Вдалбливаюсь в неё со всей, сука, силой и голодом, желанием и похотью. Вбиваю член по самое не хочу, звонко хлопая поджавшимися яйцами по ягодицам. Настя отвечает с неменьшей жадностью, подмахивая задницей вверх на каждом моём выпаде. Царапает, кусает, скребёт, стонет, кричит и взрывается, когда жёстко оттягиваю пальцами клитор и достаю до самых глубин её естества.

— Артём! — разбивается криком, кончая.

Ощущаю, как сокращаются и пульсируют стенки её влагалища, крепче сжимая и обволакивая эрекцию. Стискиваю челюсти и с трудом делаю ещё несколько резких толчков и, выдёргивая член, заливаю спермой живот и бёдра. Падаю сверху и просто, сука, стараюсь дышать. Хотя эта функция мне, кажется, больше не доступна. Хватаю воздух короткими урывками, но он тут же вылетает обратно, отказываясь усваиваться в лёгких. Моя девочка тоже дышит только поверхностно. Немного приподнимаюсь на локтях, хотя руки так трусятся, что держаться запредельно сложно, и смотрю в лицо любимой девушки.

— Ты как? — выдавливаю сипло и, не выдержав веса собственного тела, падаю головой ей на грудь.

Мотор хуярит на космических скоростях, прошибая рёбра. Всё нутро трясётся. По всем мышцам мандраж. Жилы на разрыв. Кости в вату. В башке пустота. Перед глазами туман, но я собираю все остатки воли и сосредотачиваюсь на реакциях моей девочки.

— Как я, Тём? — шипит, периодически ухватывая кислород. Напрягаюсь до грани, хотя казалось, дальше некуда. Что нет так? Где накосячил? — Охуенно, любимый! — смеясь, добивает зеленоглазая ведьма и скользит ладонями по моей голове, распутывая пальцами слипшиеся от пота волосы.

— Я люблю тебя, родная. — выбиваю, подтягиваясь вверх и целуя её губы.

Самые вкусные. Самые сладкие. Самые любимые. Самые желанные.
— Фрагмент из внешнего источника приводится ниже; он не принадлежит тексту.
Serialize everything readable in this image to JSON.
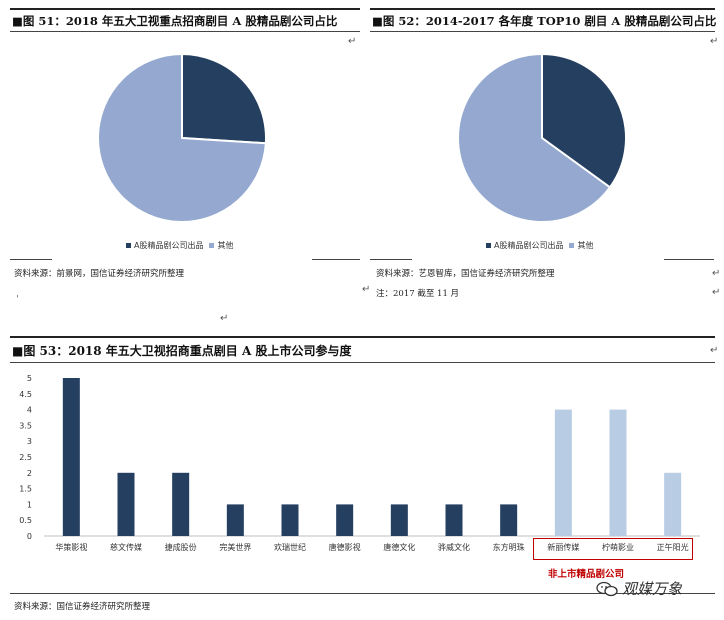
{
  "figures": [
    {
      "title": "图 51：2018 年五大卫视重点招商剧目 A 股精品剧公司占比",
      "legend": [
        "A股精品剧公司出品",
        "其他"
      ],
      "source": "资料来源：前景网，国信证券经济研究所整理",
      "note": "",
      "colors": [
        "#243f60",
        "#95a9d0"
      ]
    },
    {
      "title": "图 52：2014-2017 各年度 TOP10 剧目 A 股精品剧公司占比",
      "legend": [
        "A股精品剧公司出品",
        "其他"
      ],
      "source": "资料来源：艺恩智库，国信证券经济研究所整理",
      "note": "注：2017 截至 11 月",
      "colors": [
        "#243f60",
        "#95a9d0"
      ]
    },
    {
      "title": "图 53：2018 年五大卫视招商重点剧目 A 股上市公司参与度",
      "source": "资料来源：国信证券经济研究所整理",
      "annotation": "非上市精品剧公司"
    }
  ],
  "chart_data": [
    {
      "type": "pie",
      "labels": [
        "A股精品剧公司出品",
        "其他"
      ],
      "values": [
        0.26,
        0.74
      ],
      "colors": [
        "#243f60",
        "#95a9d0"
      ]
    },
    {
      "type": "pie",
      "labels": [
        "A股精品剧公司出品",
        "其他"
      ],
      "values": [
        0.35,
        0.65
      ],
      "colors": [
        "#243f60",
        "#95a9d0"
      ]
    },
    {
      "type": "bar",
      "categories": [
        "华策影视",
        "慈文传媒",
        "捷成股份",
        "完美世界",
        "欢瑞世纪",
        "唐德影视",
        "唐德文化",
        "骅威文化",
        "东方明珠",
        "新丽传媒",
        "柠萌影业",
        "正午阳光"
      ],
      "values": [
        5,
        2,
        2,
        1,
        1,
        1,
        1,
        1,
        1,
        4,
        4,
        2
      ],
      "bar_colors": [
        "#243f60",
        "#243f60",
        "#243f60",
        "#243f60",
        "#243f60",
        "#243f60",
        "#243f60",
        "#243f60",
        "#243f60",
        "#b8cce4",
        "#b8cce4",
        "#b8cce4"
      ],
      "yticks": [
        "0",
        "0.5",
        "1",
        "1.5",
        "2",
        "2.5",
        "3",
        "3.5",
        "4",
        "4.5",
        "5"
      ],
      "ylim": [
        0,
        5
      ]
    }
  ],
  "watermark": "观媒万象",
  "return_mark": "↵"
}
— Я тоже люблю тебя, Тёмочка. — обрывается и грызёт губы. Замечаю алую каплю и слизываю языком. Запихиваю все воспоминания и последствия, связанные с этим вариантом имени в выгребную яму своей души. — Извини, Артём. Я помню, что ты ненавидишь, когда тебя так называют, просто вырвалось. Я так сильно тебя люблю что...

— Всё нормально, родная. — хрипло отзываюсь, оставляя несколько коротких поцелуев на её лице. — Я уже говорил, что от тебя приму всё, что угодно. Называй меня как хочешь.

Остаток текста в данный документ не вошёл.